Hadoop起源自谷歌在2003年底和2004年发表的两篇学术论文。第一篇介绍了谷歌的文件系统,将海量的数据保存在上千台普通廉价的PC上;第二篇论文介绍了MapReduce算法,将所有服务器中的处理器有效的利用起来计算(保存在谷歌文件系统中的海量)数据并得到想要的结果。八年之后,Hadoop得到了广泛的使用,(应用范围)从数据分析到各种这样的数值计算任务等等。但是谷歌并没有停下自己的脚步。

In 2009, the web giant started replacing GFS and MapReduce with new technologies, and Mike Olson will tell you that these technologies are where the world is going. “If you want to know what the large-scale, high-performance data processing infrastructure of the future looks like, my advice would be to read the Google research papers that are coming out right now,” Olson said during a recent panel discussion alongside Wired.

从2009年开始,搜索巨人开始使用新技术替换现有的GFS和MapReduce,而麦克·奥尔森会告诉你这些技术将是未来的发展方向。“如果你想知道未来的大规模、高性能数据处理架构是什么样子的,我的建议是现在就去读谷歌的研究论文,”奥尔森在最近的一次专题讨论会中告诉连线杂志。

Since the rise of Hadoop, Google has published three particularly interesting papers on the infrastructure that underpins its massive web operation. One details Caffeine, thesoftware platform that builds the index for Google’s web search engine. Another shows off Pregel, a “graph database” designed to map the relationships between vast amounts of online information. But the most intriguing paper is the one that describes a tool called Dremel.

在Hadoop兴起之后,谷歌发表了三篇值得注意的文章,内容关于支持谷歌大规模网页操作的底层架构。一篇详细介绍了Caffeine,谷歌网络搜索引擎索引构建平台。第二篇关于Pregel,一个用于映射大量线上信息之间关系的“图数据库”。最吸引人的是一篇介绍Dremel工具的文章。

“If you had told me beforehand me what Dremel claims to do, I wouldn’t have believed you could build it,” says Armando Fox, a professor of computer science at the University of California, Berkeley who specializes in these sorts of data-center-sized software platforms.

“如果你之前告诉我Dremel声称能做到的功能,我不太会相信你会实现它,”加州大学伯克利分校计算机系教授Armando Fox说。Fox教授专门研究数据中心级的软件平台。

Dremel is a way of analyzing information. Running across thousands of servers, it lets you “query” large amounts of data, such as a collection of web documents or a library of digital books or even the data describing millions of spam messages. This is akin to analyzing a traditional database using SQL, the Structured Query Language that has been widely used across the software world for decades.
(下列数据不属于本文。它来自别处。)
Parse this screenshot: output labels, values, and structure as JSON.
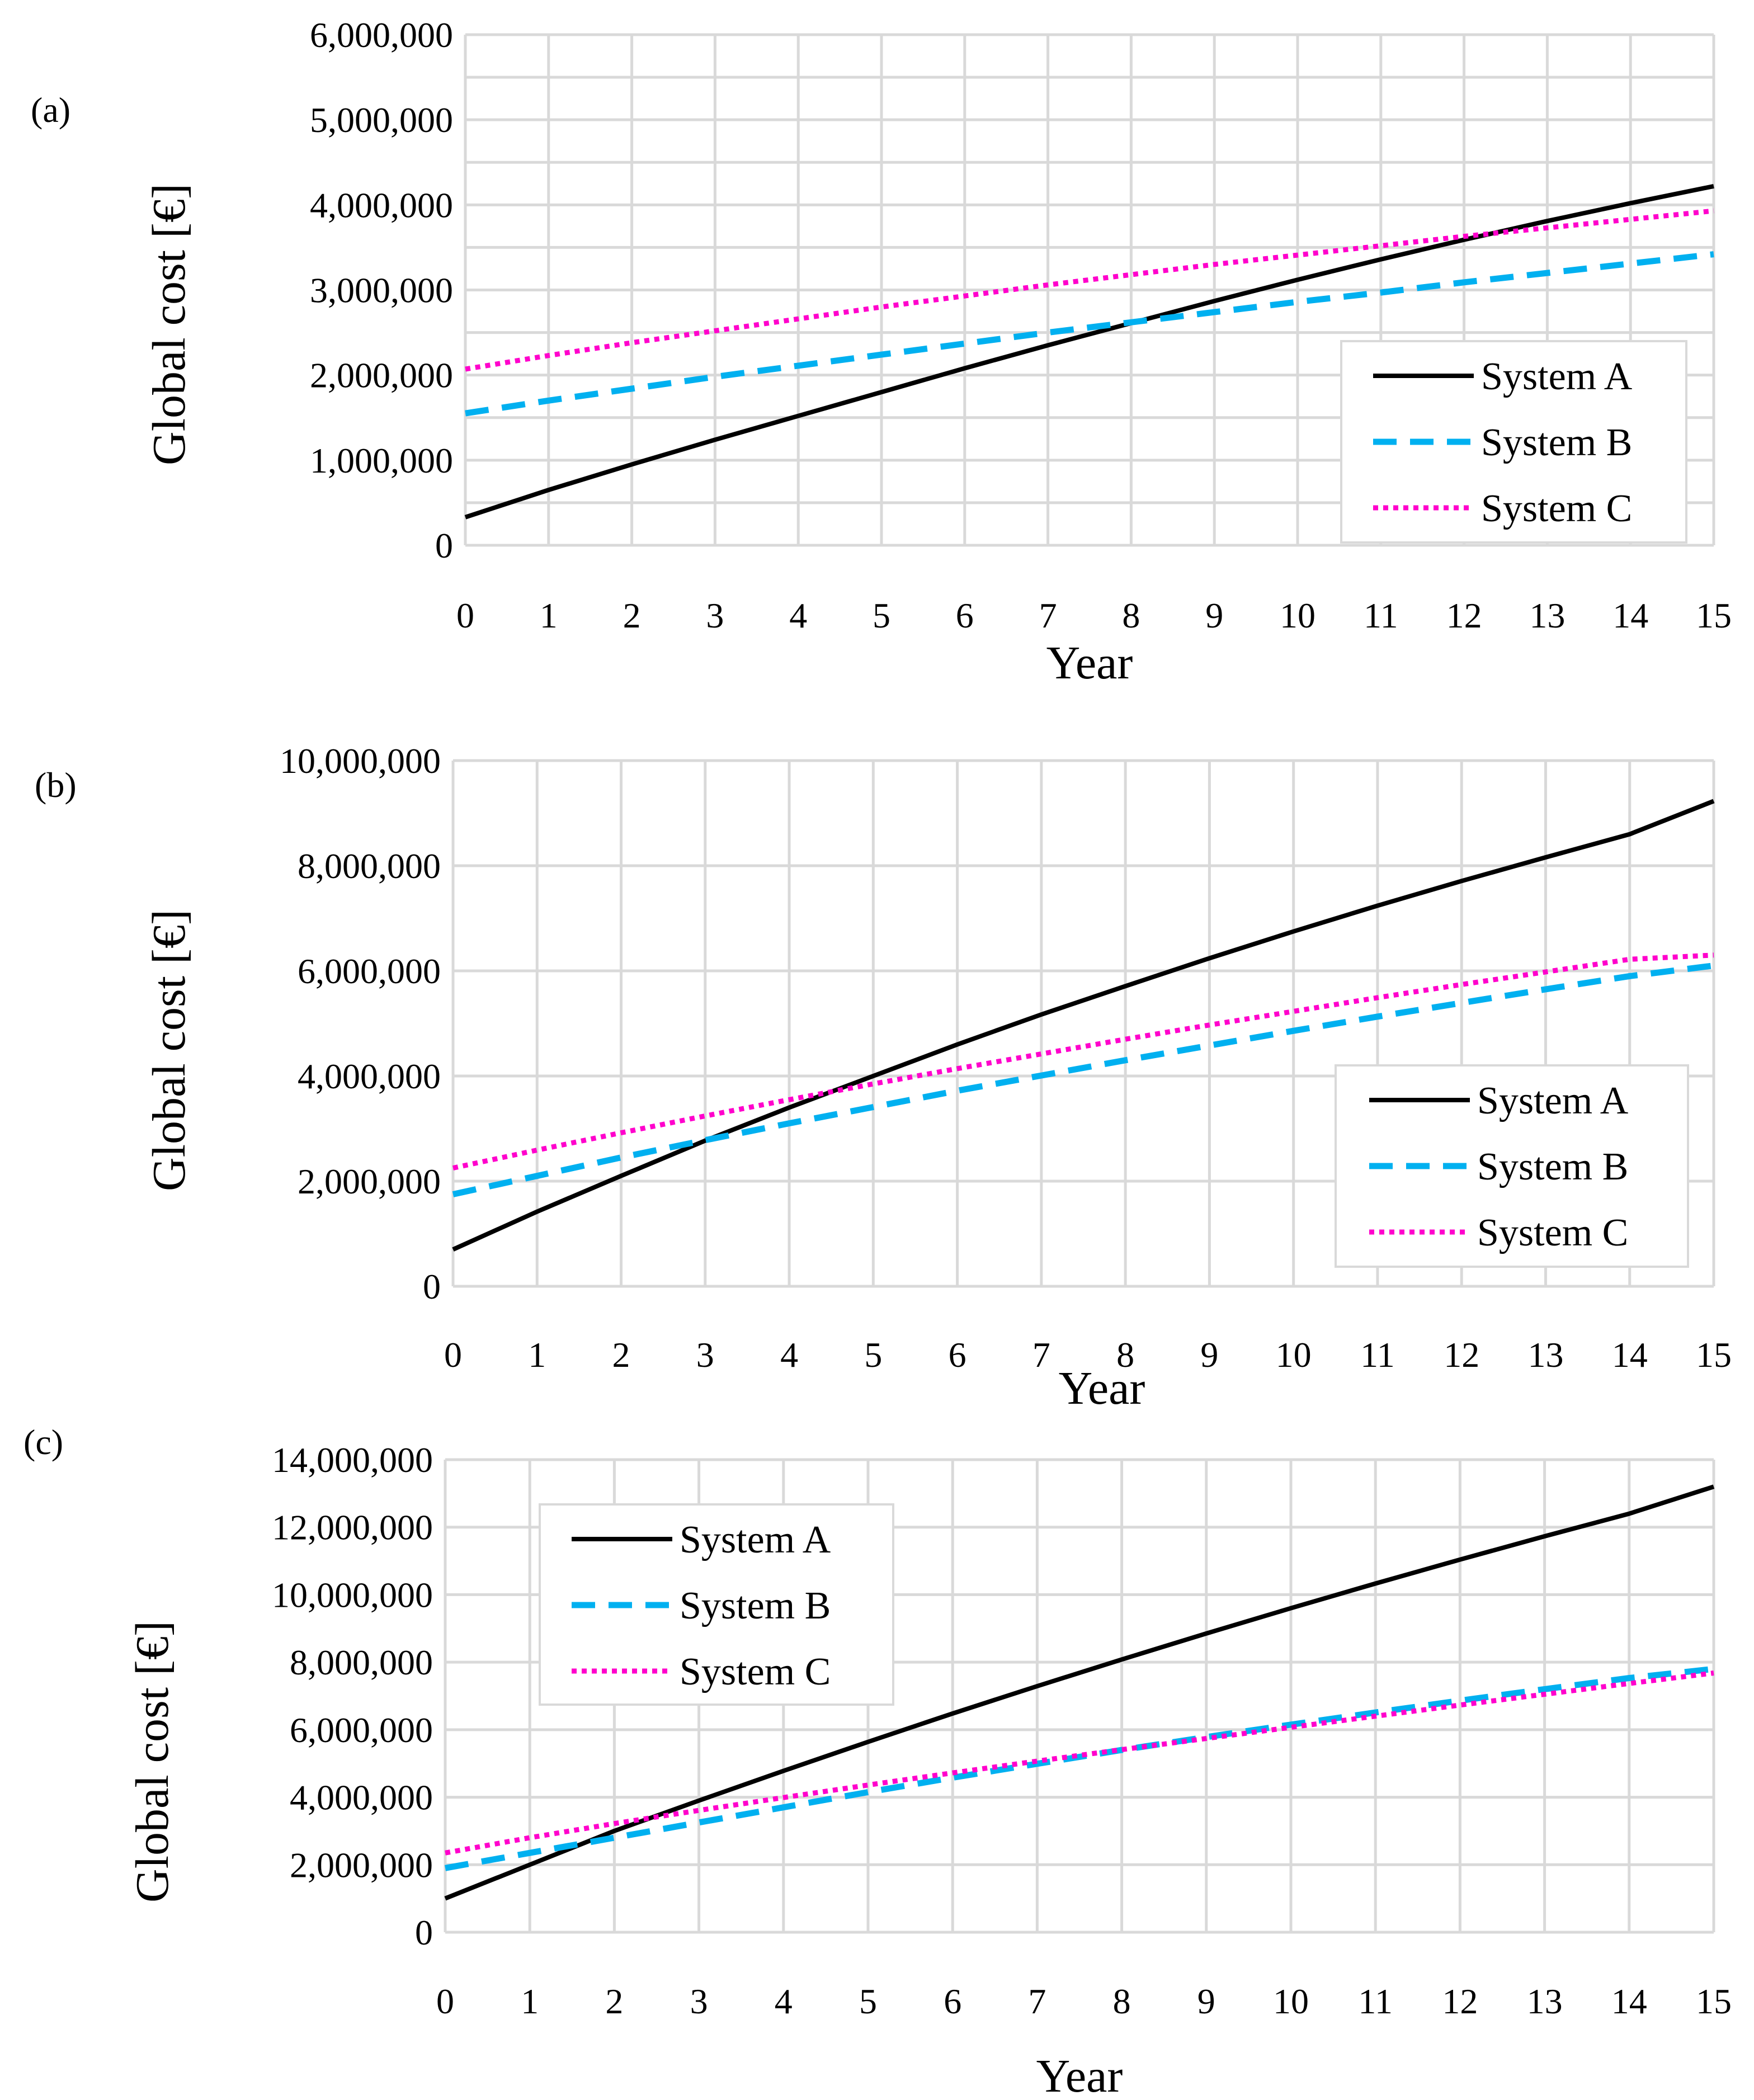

If you have a collection of digital books, for instance, you could run an ad hoc query that gives you a list of all the authors — or a list of all the authors who cover a particular subject.

Dremel是一种分析数据的(新)方法。它运行在上千台服务器上,让你能够在大数据上——例如网页文档集合、数字图书馆、百万规模的垃圾信息等——执行“查询”操作。这有点类似于过去传统的数据库上执行SQL操作,过去几十年SQL(结构化查询语言)得到了广泛的应用。比如说你有一个数字图书的集合,那么你可以自己建立一个查询,返回给你所有作者的名单,或者涉及某个特定领域的作者的列表。

“You have a SQL-like language that makes it very easy to formulate ad hoc queries or recurring queries — and you don’t have to do any programming. You just type the query into a command line,” says Urs Hölzle, the man who oversees the Google infrastructure.

“这是一个类似SQL风格的语言,让你能够在不编程的前提下轻松的定义(你需要的)特定的查询或重复的查询。你只需要把查询(命令)输入命令行,”管理谷歌基础架构的Urs Hölzle说。

The difference is that Dremel can handle web-sized amounts of data at blazing fast speed. According to Google’s paper, you can run queries on multiple petabytes — millions of gigabytes — in a matter of seconds.

(与SQL的)不同之处在于Dremal在极快的时间内处理像网页集合这样规模的数据。谷歌的论文中给出的数据说你能够在几秒钟之内查询数PB的数据(PB等于一百万GB)。

Hadoop already provides tools for running SQL-like queries on large datasets. Sister projects such asPig and Hive were built for this very reason. But with Hadoop, there’s lag time. It’s a “batch processing” platform. You give it a task. It takes a few minutes to run the task — or a few hours. And then you get the result. But Dremel was specifically designed for instant queries.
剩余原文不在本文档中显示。